Critique de Broadway « The Roommate » : Mia Farrow et Patti LuPone obtiennent
La nouvelle comédie de Jen Silverman gâche le talent de deux grands interprètes
Le 14 novembre 1999, une soirée historique s’est déroulée à Broadway. Uta Hagen a dirigé une représentation caritative de « Qui a peur de Virginia ? », interprétant l’explosive Martha, un rôle qu’elle avait créé en 1962. Je me souviens que Hagen a livré une excellente prestation ce soir-là, mais ce que Mia Farrow a accompli sur scène était tout aussi mémorable. Avec un texte en main, elle était de loin la meilleure Honey que j’aie jamais vue. Cette actrice talentueuse est revenue à Broadway en 2014 dans « Love Letters », une pièce que je n’ai jamais voulu revoir. Mais encore une fois, en lisant les « lettres » d’AR Gurney, Farrow s’est révélée drôle, lumineuse et déchirante.
Les attentes sont primordiales. J'avais hâte de voir Farrow, ainsi que Patti LuPone, dans la nouvelle pièce de Jen Silverman, « The Roommate », qui a ouvert ses portes jeudi au Booth Theatre de Broadway après quelques productions régionales. C'est merveilleux de voir la grande Farrow sur scène sans avoir à se soucier d'un scénario en main.
Elle joue le rôle de Sharon, une femme de 65 ans vivant dans l'Iowa qui a besoin d'une colocataire. LuPone joue cette colocataire. Elle s'appelle Robyn et elle vient du Bronx. L'Iowa et le Bronx. Ce sont les grandes répliques de Silverman jusqu'à ce que Robyn ou Sharon mentionne l'État de l'Idaho. Sur l'échelle de Richter du rire, l'Idaho est encore plus hilarant que l'Iowa et le Bronx réunis.
Comme Robyn vient du Bronx, elle fume des cigarettes, ce qui fait que Sharon bégaie complètement. Robyn est végétalienne. Sharon n'arrive pas à croire que quelqu'un ne mange pas d'œufs ! Robyn est lesbienne. Sharon réagit à cette nouvelle comme si elle venait d'apprendre cette nouvelle signification du mot « gay ». Robyn cultive et fume de la marijuana médicinale. Oh là là, Sharon se met presque à rire jusqu'à tomber dans le coma.
Silverman a malheureusement confondu l'Iowa avec l'Afghanistan. Elle a également confondu la période « actuelle » de la pièce avec 1970. La longue dissertation de Sharon et Robyn sur la marijuana m'a rappelé la production originale de Broadway de « Company », où, même en 1970, la scène où l'on fume de la marijuana dans l'acte 1 était considérée comme une mauvaise sitcom télévisée. C'est sans doute la pire scène de livre de toute comédie musicale écrite par Stephen Sondheim. Peu importe. Silverman remplit « The Roommate » de blagues sur Mary Jane en l'an 2024.
En parlant d'actualité, Robyn, à un moment donné, dit à Sharon qu'elle est plus jeune que le président des États-Unis. Idaho, écarte-toi ! Il y a une nouvelle blague sur le Rialto.

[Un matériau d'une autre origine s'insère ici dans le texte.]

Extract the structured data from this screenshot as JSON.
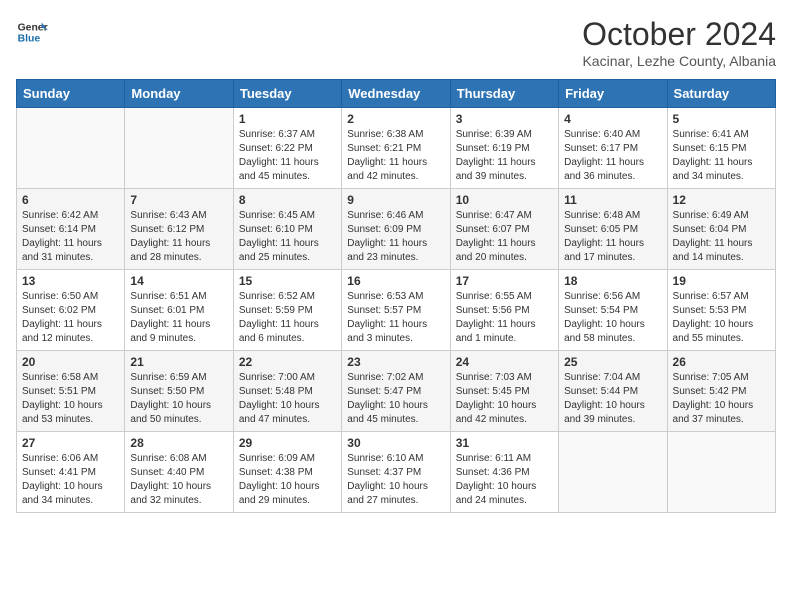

Farrow livre une prestation chargée, capricieuse et nerveuse qui va jusqu'à la fantaisie. Elle est également sabotée par un système de sonorisation qui donne l'impression que sa voix vient d'une autre pièce du théâtre qui n'est pas la scène. Tout ce que LuPone doit faire pour faire rire, c'est de dire impassiblement chaque réplique, chaque double prise.
Dans cette pièce en un acte de 100 minutes, Silverman attend très longtemps avant de nous révéler le grand secret de Robyn : le personnage du Bronx n'est pas exactement celui qu'il semble être au premier abord. Bien sûr. Robyn ne transforme pas sa propriétaire en prostituée, mais la démarche que Sharon adopte après avoir été inspirée par le secret de sa locataire est la façon dont Broadway, il y a des décennies, traitait le sujet de la prostitution : c'est une profession amusante et colorée qui ne fait pas de victimes. Au final, « The Roommate » sentimentalise le crime, le transformant en quelque chose qui affirme la vie.
Il est encore trop tôt dans la saison de Broadway pour qualifier quelque chose de pire. Ceci étant dit, « The Roommate » est le spectacle le plus triste de gâchis de talents à Broadway depuis qu’André De Shields a joué un gorille dans « Prymate » en 2004.
Jack O'Brien met en scène et apporte une touche de bravoure à la production. Pour contourner la terrible tradition américaine qui consiste à applaudir l'entrée d'une star au théâtre, O'Brien fait traverser la scène à Farrow et LuPone pour recevoir cette ovation avant le début de la pièce.